Results and Discussion

PCR recovered bands for six of the optimally preserved T. protracta specimens collected in 2010 (n=20), and sequence comparison identified them to be T. cruzi. The same number (6; n=20; 30%) of infected kissing bugs was found for dried specimens that had been collected in 2008; the number for specimens preserved at low ethanol percentage and room temperatures was 5 (n=20; 25%). A Chi-Square test shows that these differences between preservation methods are not significant at the 95% confidence level.
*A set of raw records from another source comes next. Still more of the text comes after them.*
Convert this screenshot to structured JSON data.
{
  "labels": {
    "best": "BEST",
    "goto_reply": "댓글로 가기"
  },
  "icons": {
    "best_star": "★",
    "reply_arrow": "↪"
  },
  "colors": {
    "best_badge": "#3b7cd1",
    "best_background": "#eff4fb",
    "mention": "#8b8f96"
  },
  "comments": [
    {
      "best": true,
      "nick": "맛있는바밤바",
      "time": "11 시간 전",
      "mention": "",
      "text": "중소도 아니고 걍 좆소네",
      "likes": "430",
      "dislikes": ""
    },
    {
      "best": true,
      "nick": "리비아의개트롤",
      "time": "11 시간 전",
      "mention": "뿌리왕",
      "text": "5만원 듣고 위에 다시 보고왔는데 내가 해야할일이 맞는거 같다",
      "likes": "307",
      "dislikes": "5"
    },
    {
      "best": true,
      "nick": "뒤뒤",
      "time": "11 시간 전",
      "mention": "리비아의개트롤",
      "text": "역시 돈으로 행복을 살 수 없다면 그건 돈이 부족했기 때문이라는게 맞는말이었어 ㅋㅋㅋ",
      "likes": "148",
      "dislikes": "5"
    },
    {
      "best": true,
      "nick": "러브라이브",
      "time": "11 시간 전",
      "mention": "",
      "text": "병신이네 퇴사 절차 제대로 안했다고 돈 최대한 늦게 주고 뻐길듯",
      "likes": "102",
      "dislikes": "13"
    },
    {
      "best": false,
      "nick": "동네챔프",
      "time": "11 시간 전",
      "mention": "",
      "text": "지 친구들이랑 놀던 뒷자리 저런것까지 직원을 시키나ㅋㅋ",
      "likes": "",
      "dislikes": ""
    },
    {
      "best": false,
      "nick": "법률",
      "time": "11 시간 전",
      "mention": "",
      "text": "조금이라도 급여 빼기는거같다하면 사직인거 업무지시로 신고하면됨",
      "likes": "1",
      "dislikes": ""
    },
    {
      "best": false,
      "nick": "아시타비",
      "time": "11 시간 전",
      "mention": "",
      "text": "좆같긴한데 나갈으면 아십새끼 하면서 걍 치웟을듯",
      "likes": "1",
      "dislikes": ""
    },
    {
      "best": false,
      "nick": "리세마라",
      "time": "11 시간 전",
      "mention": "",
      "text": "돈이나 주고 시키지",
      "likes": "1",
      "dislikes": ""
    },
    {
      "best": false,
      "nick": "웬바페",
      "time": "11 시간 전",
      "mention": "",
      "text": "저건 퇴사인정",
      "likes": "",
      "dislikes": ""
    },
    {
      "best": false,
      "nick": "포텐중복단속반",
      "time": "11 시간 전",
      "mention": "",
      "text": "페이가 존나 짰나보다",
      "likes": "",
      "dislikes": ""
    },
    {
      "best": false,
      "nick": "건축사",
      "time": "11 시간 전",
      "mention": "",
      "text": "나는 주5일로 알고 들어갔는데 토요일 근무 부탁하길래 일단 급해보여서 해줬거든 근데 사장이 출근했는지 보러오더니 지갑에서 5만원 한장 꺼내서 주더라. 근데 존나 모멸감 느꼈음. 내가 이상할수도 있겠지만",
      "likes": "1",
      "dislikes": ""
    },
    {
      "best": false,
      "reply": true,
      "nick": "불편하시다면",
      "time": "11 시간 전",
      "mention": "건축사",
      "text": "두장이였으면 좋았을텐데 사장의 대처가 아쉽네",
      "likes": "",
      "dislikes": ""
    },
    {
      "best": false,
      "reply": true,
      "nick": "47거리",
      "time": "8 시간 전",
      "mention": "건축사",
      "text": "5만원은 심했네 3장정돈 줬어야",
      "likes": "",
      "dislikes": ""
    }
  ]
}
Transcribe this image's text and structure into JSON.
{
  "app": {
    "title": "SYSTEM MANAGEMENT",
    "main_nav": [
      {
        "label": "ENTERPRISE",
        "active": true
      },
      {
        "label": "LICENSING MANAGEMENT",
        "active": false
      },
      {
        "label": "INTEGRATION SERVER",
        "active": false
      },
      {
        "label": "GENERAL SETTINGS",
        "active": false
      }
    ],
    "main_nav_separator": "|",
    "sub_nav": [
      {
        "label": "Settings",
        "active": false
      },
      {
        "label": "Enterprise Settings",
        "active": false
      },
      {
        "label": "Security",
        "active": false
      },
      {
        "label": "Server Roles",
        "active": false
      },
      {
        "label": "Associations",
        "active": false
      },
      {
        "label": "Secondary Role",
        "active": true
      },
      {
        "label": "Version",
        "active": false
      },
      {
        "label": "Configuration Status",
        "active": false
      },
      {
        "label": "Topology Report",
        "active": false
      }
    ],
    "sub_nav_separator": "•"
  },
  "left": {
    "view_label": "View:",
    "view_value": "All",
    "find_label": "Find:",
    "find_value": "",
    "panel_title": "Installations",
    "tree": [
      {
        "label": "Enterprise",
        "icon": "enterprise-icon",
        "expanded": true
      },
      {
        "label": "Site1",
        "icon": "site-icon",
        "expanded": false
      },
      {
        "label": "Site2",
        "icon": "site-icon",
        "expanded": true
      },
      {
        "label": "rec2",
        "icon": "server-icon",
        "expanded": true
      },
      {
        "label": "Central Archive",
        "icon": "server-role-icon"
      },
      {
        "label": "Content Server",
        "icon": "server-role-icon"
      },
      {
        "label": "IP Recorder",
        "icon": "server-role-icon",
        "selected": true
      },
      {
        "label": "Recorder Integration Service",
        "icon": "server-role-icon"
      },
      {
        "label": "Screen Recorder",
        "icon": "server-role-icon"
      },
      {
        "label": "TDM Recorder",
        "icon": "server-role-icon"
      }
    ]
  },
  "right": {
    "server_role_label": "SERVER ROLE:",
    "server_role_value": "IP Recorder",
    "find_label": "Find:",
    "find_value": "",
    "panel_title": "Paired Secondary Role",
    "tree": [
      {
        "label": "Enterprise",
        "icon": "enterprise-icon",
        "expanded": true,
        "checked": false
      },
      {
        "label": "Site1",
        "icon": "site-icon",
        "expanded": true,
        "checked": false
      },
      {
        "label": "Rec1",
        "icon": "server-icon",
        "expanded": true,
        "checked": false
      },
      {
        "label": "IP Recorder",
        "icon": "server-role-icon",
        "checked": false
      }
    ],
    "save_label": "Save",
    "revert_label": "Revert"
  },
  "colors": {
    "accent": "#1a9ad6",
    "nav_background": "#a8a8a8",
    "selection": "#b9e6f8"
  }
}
Compared with the infection prevalence in 2008 published by Hwang et al. (2010), the infection rate found in the optimally preserved samples (30%) in 2010 is not significantly different.

Conclusions

Our results indicate that the infection rate between 2007 and 2010 has not changed significantly, thus indicating that rates within populations may stay relatively stable over time. A larger sample of T. protracta should be used to further test and corroborate this statement. We further conclude that even suboptimally preserved material (ethanol preserved and then dried; low-percentage ethanol and room temperatures) can be a valuable source for examining T. cruzi infection rates in kissing bug specimen populations.